Chaperonin-assisted protein folding:
“Nature leaves nothing to chance”

Arthur L Horwich, MD

Arthur L Horwich, MD

Sterling Professor of Genetics
Professor of Pediatrics
Investigator, Howard Hughes Medical Institute

Howard Hughes Medical Institute, Yale University School of Medicine

New Haven, Connecticut

Dr Horwich's Website

The astonishing ribonuclease refolding experiment of Anfinsen and his coworkers in the late 1950s made clear that the primary sequence of a polypeptide chain contains all of the information to guide it to the native active form. But not all proteins can spontaneously refold in vitro in such an experiment, instead forming misfolded aggregates. Likewise, expression of many eukaryotic proteins in bacteria results in inactive, aggregated forms. The notion of kinetic assistance to protein folding was intimated by Anfinsen himself - he at one point drew a blob for a “machine” that could “template” non-native proteins, but he could not decipher what feature would be universally recognized.
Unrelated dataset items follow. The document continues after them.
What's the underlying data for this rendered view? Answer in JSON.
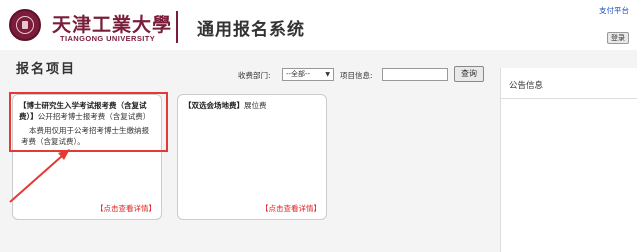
{
  "header": {
    "university_cn": "天津工業大學",
    "university_en": "TIANGONG UNIVERSITY",
    "site_title": "通用报名系统",
    "pay_platform_link": "支付平台",
    "login_button": "登录"
  },
  "main": {
    "section_title": "报名项目",
    "filter": {
      "dept_label": "收费部门:",
      "dept_selected": "--全部--",
      "item_label": "项目信息:",
      "item_value": "",
      "query_button": "查询"
    },
    "notice": {
      "title": "公告信息"
    },
    "cards": [
      {
        "tag": "【博士研究生入学考试报考费（含复试费）】",
        "title": "公开招考博士报考费（含复试费）",
        "desc": "本费用仅用于公考招考博士生缴纳报考费（含复试费）。",
        "link": "【点击查看详情】"
      },
      {
        "tag": "【双选会场地费】",
        "title": "展位费",
        "desc": "",
        "link": "【点击查看详情】"
      }
    ]
  },
  "colors": {
    "brand": "#7a1d3a",
    "link": "#1a4fbf",
    "highlight": "#e53935",
    "detail_link": "#e02020"
  }
}
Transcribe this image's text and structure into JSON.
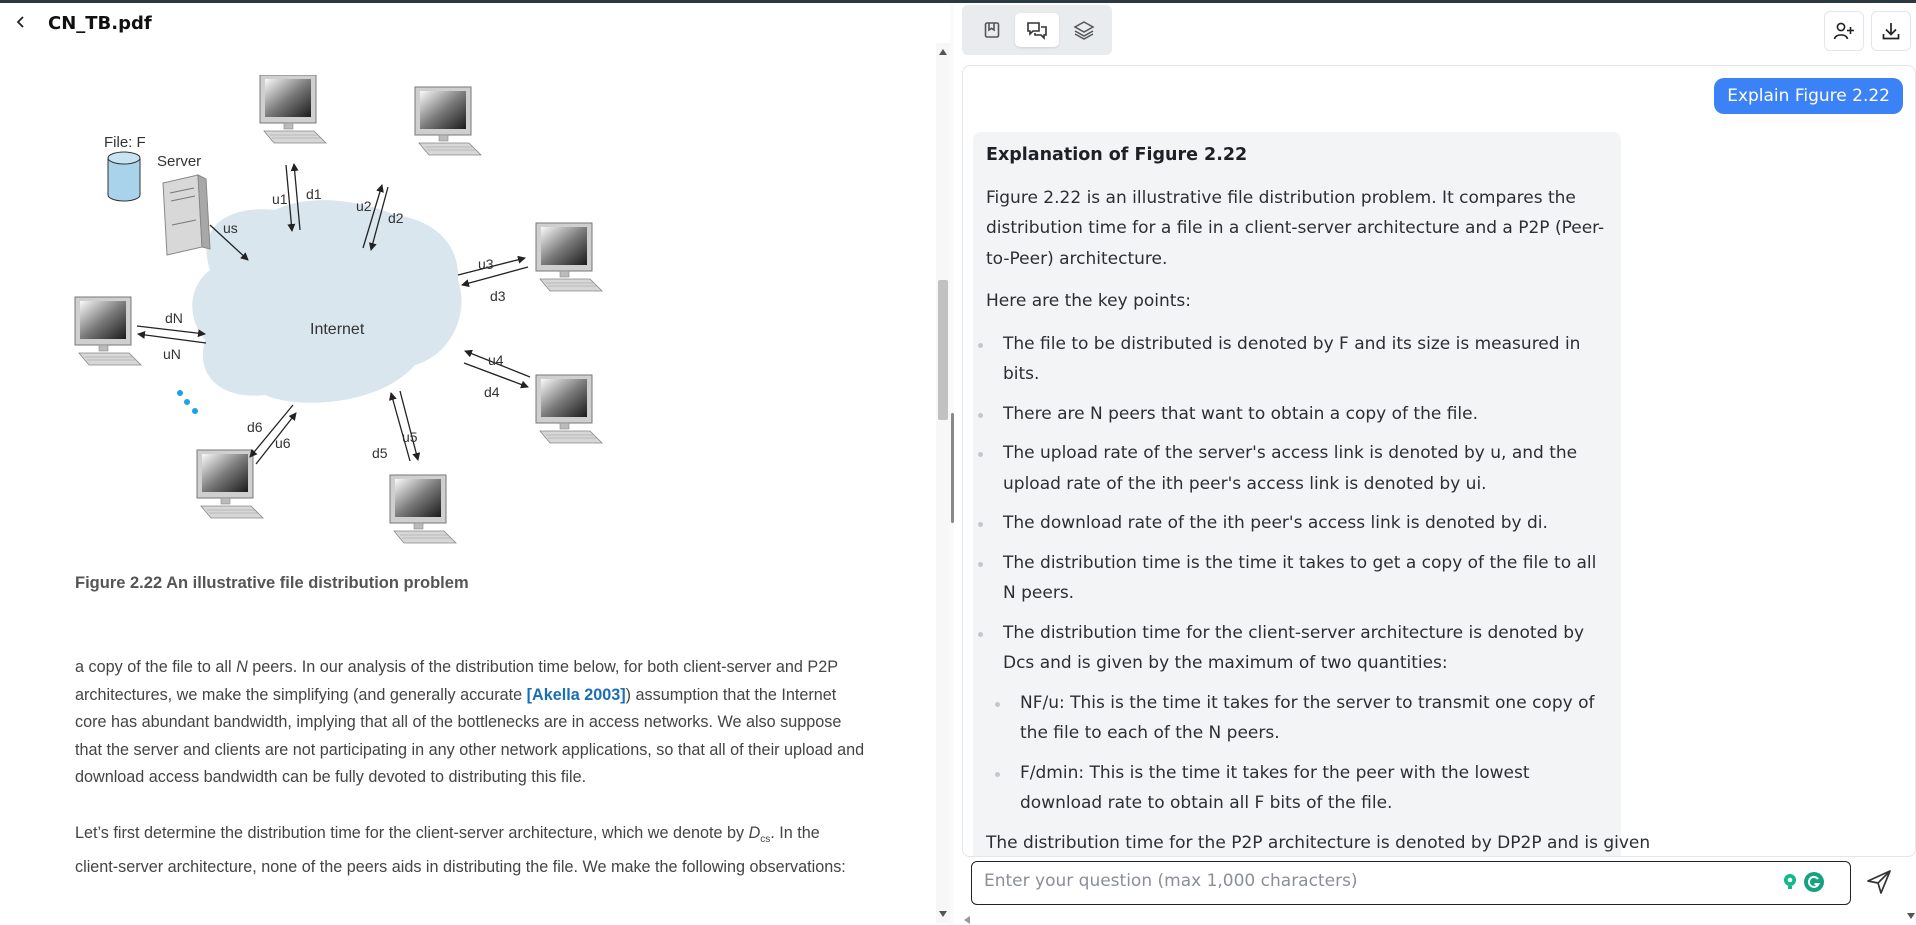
{
  "document": {
    "title": "CN_TB.pdf",
    "figure": {
      "caption": "Figure 2.22 An illustrative file distribution problem",
      "labels": {
        "file": "File: F",
        "server": "Server",
        "internet": "Internet",
        "us": "us",
        "u1": "u1",
        "d1": "d1",
        "u2": "u2",
        "d2": "d2",
        "u3": "u3",
        "d3": "d3",
        "u4": "u4",
        "d4": "d4",
        "u5": "u5",
        "d5": "d5",
        "u6": "u6",
        "d6": "d6",
        "uN": "uN",
        "dN": "dN"
      }
    },
    "para1": {
      "t1": "a copy of the file to all ",
      "n": "N",
      "t2": " peers. In our analysis of the distribution time below, for both client-server and P2P architectures, we make the simplifying (and generally accurate ",
      "cite": "[Akella 2003]",
      "t3": ") assumption that the Internet core has abundant bandwidth, implying that all of the bottlenecks are in access networks. We also suppose that the server and clients are not participating in any other network applications, so that all of their upload and download access bandwidth can be fully devoted to distributing this file."
    },
    "para2": {
      "t1": "Let’s first determine the distribution time for the client-server architecture, which we denote by ",
      "d": "D",
      "sub": "cs",
      "t2": ". In the client-server architecture, none of the peers aids in distributing the file. We make the following observations:"
    }
  },
  "toolbar": {
    "tabs": [
      {
        "name": "bookmark-tab",
        "icon": "bookmark-icon",
        "active": false
      },
      {
        "name": "chat-tab",
        "icon": "chat-icon",
        "active": true
      },
      {
        "name": "layers-tab",
        "icon": "layers-icon",
        "active": false
      }
    ],
    "actions": [
      {
        "name": "add-user-button",
        "icon": "add-user-icon"
      },
      {
        "name": "download-button",
        "icon": "download-icon"
      }
    ]
  },
  "chat": {
    "user_message": "Explain Figure 2.22",
    "answer": {
      "heading": "Explanation of Figure 2.22",
      "intro": "Figure 2.22 is an illustrative file distribution problem. It compares the distribution time for a file in a client-server architecture and a P2P (Peer-to-Peer) architecture.",
      "lead": "Here are the key points:",
      "points": [
        "The file to be distributed is denoted by F and its size is measured in bits.",
        "There are N peers that want to obtain a copy of the file.",
        "The upload rate of the server's access link is denoted by u, and the upload rate of the ith peer's access link is denoted by ui.",
        "The download rate of the ith peer's access link is denoted by di.",
        "The distribution time is the time it takes to get a copy of the file to all N peers.",
        "The distribution time for the client-server architecture is denoted by Dcs and is given by the maximum of two quantities:"
      ],
      "subpoints": [
        "NF/u: This is the time it takes for the server to transmit one copy of the file to each of the N peers.",
        "F/dmin: This is the time it takes for the peer with the lowest download rate to obtain all F bits of the file."
      ],
      "cut_text": "The distribution time for the P2P architecture is denoted by DP2P and is given"
    },
    "input": {
      "placeholder": "Enter your question (max 1,000 characters)",
      "value": ""
    }
  },
  "colors": {
    "accent": "#3b82f6",
    "link": "#1a6fb4",
    "cloud": "#d9e6ee",
    "answer_bg": "#f2f4f6"
  }
}
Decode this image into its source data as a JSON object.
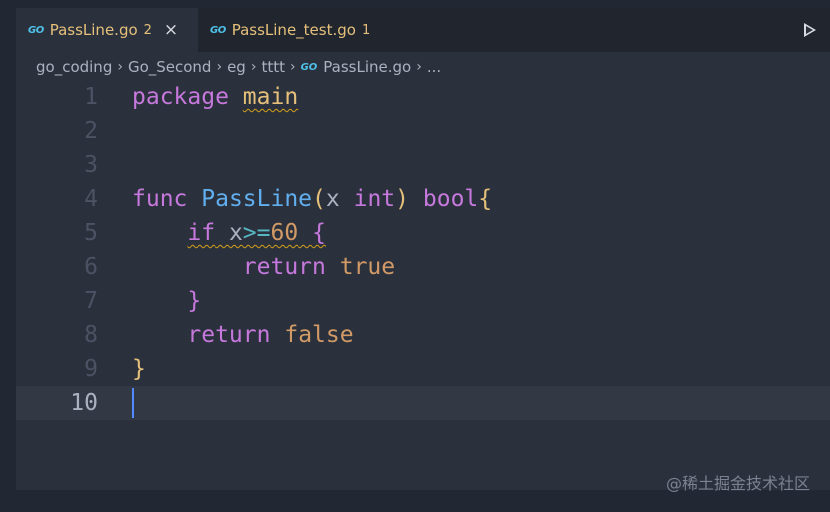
{
  "tabs": [
    {
      "icon": "go-file-icon",
      "glyph": "GO",
      "label": "PassLine.go",
      "badge": "2",
      "active": true,
      "close": "×"
    },
    {
      "icon": "go-file-icon",
      "glyph": "GO",
      "label": "PassLine_test.go",
      "badge": "1",
      "active": false
    }
  ],
  "actions": {
    "run_icon": "run-icon"
  },
  "breadcrumb": {
    "items": [
      "go_coding",
      "Go_Second",
      "eg",
      "tttt",
      "PassLine.go",
      "..."
    ],
    "separator": "›",
    "file_glyph": "GO"
  },
  "editor": {
    "line_numbers": [
      "1",
      "2",
      "3",
      "4",
      "5",
      "6",
      "7",
      "8",
      "9",
      "10"
    ],
    "current_line": "10",
    "lines": [
      {
        "tokens": [
          {
            "t": "package",
            "c": "kw"
          },
          {
            "t": " ",
            "c": ""
          },
          {
            "t": "main",
            "c": "pkg squiggle"
          }
        ]
      },
      {
        "tokens": []
      },
      {
        "tokens": []
      },
      {
        "tokens": [
          {
            "t": "func",
            "c": "kw"
          },
          {
            "t": " ",
            "c": ""
          },
          {
            "t": "PassLine",
            "c": "fn"
          },
          {
            "t": "(",
            "c": "brace-y"
          },
          {
            "t": "x",
            "c": "param"
          },
          {
            "t": " ",
            "c": ""
          },
          {
            "t": "int",
            "c": "typ"
          },
          {
            "t": ")",
            "c": "brace-y"
          },
          {
            "t": " ",
            "c": ""
          },
          {
            "t": "bool",
            "c": "typ"
          },
          {
            "t": "{",
            "c": "brace-y"
          }
        ]
      },
      {
        "tokens": [
          {
            "t": "    ",
            "c": ""
          },
          {
            "t": "if x",
            "c": "sq-kw"
          },
          {
            "t": ">=",
            "c": "op squiggle"
          },
          {
            "t": "60",
            "c": "num squiggle"
          },
          {
            "t": " ",
            "c": "squiggle"
          },
          {
            "t": "{",
            "c": "brace-p squiggle"
          }
        ]
      },
      {
        "tokens": [
          {
            "t": "        ",
            "c": ""
          },
          {
            "t": "return",
            "c": "kw"
          },
          {
            "t": " ",
            "c": ""
          },
          {
            "t": "true",
            "c": "lit"
          }
        ]
      },
      {
        "tokens": [
          {
            "t": "    ",
            "c": ""
          },
          {
            "t": "}",
            "c": "brace-p"
          }
        ]
      },
      {
        "tokens": [
          {
            "t": "    ",
            "c": ""
          },
          {
            "t": "return",
            "c": "kw"
          },
          {
            "t": " ",
            "c": ""
          },
          {
            "t": "false",
            "c": "lit"
          }
        ]
      },
      {
        "tokens": [
          {
            "t": "}",
            "c": "brace-y"
          }
        ]
      },
      {
        "tokens": []
      }
    ]
  },
  "watermark": "@稀土掘金技术社区"
}
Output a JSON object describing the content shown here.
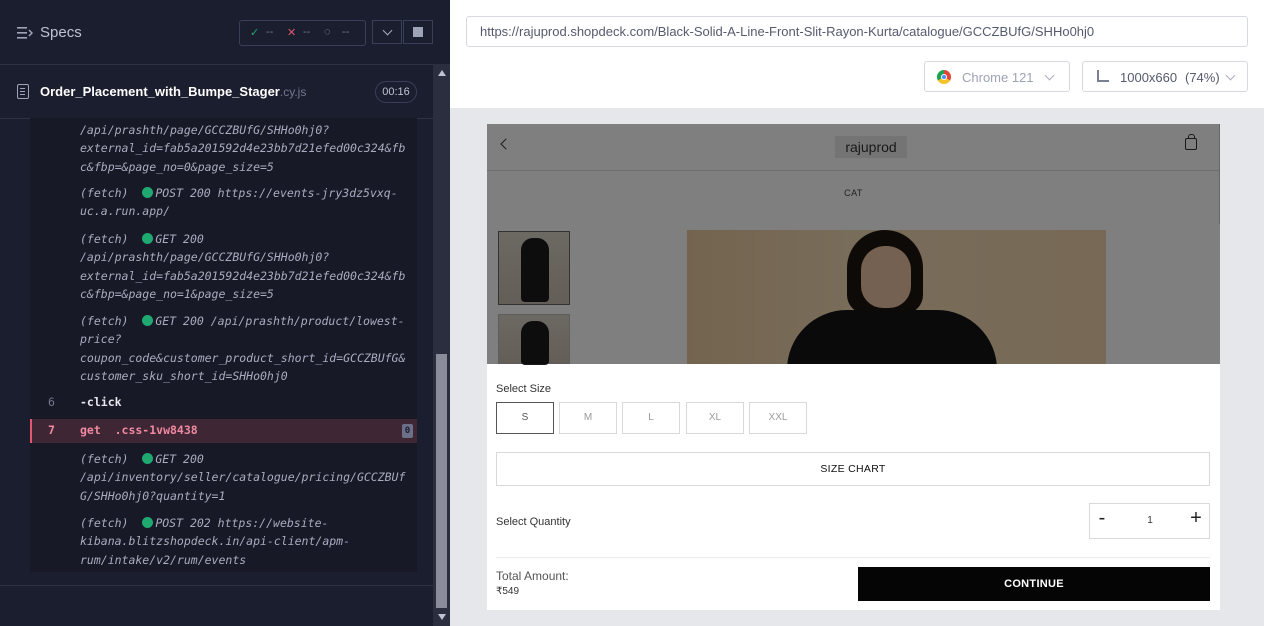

The discovery in yeast of a mutant that blocked refolding of imported proteins demonstrated that folding is, in fact, assisted in the cell and that there is a shared feature recognized by a beautiful machine that Nature has devised to solve the kinetic difficulty of protein folding to the native state. I review the history of the discovery and subsequent elucidation of mechanism and then address the nature of the many neurodegenerative diseases associated with protein misfolding.